Doesn't radiation mostly cause random one-off errors rather than permanent defec...

ejolto · on Feb 28, 2021

In addition to SEUs (single event upsets) which are bit flips, there are also the following Single Event Effects (See) that are destructive:

- Single Event Burnout, SEB

- Single Event Gate Rupture, SEGR

- Single Event Latch-up, SEL these can be recoverable

In addition there are also Total Ionizing Dose (TID) Effects https://radhome.gsfc.nasa.gov/radhome/tid.htm

jessriedel · on March 1, 2021

Sure, no doubt they occur. But at what rate?

londons_explore · on Feb 28, 2021

Many types of bit error are not recoverable without a full system reset. It isn't a matter of a simple "this bit in ram got corrupted", but more "this floating point unit has got into a state where it will not produce a result, and will therefore hang the entire processor".

Therefore boot time becomes critical - if you end up rebooting due to bit errors multiple times per second, you can't afford to wait for Linux to start up each time...

ajuc · on Feb 28, 2021

Run 9 systems in parallel and reset the ones that give less common results or no results at all.
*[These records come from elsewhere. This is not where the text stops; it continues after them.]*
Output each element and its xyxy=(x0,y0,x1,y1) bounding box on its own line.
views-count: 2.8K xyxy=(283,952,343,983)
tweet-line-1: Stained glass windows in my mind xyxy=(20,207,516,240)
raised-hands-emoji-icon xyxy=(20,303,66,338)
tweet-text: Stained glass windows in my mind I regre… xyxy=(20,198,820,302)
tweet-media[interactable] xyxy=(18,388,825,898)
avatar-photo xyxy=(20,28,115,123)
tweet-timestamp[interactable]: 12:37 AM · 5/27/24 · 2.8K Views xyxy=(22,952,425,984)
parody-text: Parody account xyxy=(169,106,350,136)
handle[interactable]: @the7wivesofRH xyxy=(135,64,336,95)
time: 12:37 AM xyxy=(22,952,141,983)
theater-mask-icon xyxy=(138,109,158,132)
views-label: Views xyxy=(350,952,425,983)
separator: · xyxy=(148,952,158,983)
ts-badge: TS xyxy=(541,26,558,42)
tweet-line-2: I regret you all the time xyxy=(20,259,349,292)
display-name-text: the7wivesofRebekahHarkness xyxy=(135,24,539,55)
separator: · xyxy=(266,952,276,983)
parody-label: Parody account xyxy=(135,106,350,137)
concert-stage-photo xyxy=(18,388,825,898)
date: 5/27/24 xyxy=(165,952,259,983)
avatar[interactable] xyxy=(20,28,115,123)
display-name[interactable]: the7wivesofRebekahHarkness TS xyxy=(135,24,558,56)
You still have 10% the surface area, power usage and weight and 10 times the speed of the radiation hardened ones.

dawnerd · on Feb 28, 2021

And that’s why it’s wise to have multiple systems running at the same time, if one errors you still hopefully have another online. There’s a reason airplanes and now cars are designed this way. I’m sure they’re working towards this too.

spockz · on Feb 28, 2021

Well I suppose they do not have to load all the kernels and drivers that Linux provides today.

I wonder how one could use micro kernels to further improve startup time and have a mini distributed OS/kernel for each component.

jessriedel · on March 1, 2021

This is a problem with floating point operations happening at a lower level than the error correction you're imagining. In principle, that's not at all necessary. Are you arguing that it's infeasibly expensive to design a chip with operations that are error correctable?

londons_explore · on March 1, 2021

It's possible - but you'll end up reinventing nearly every step of the IC design process, which will cost a lot.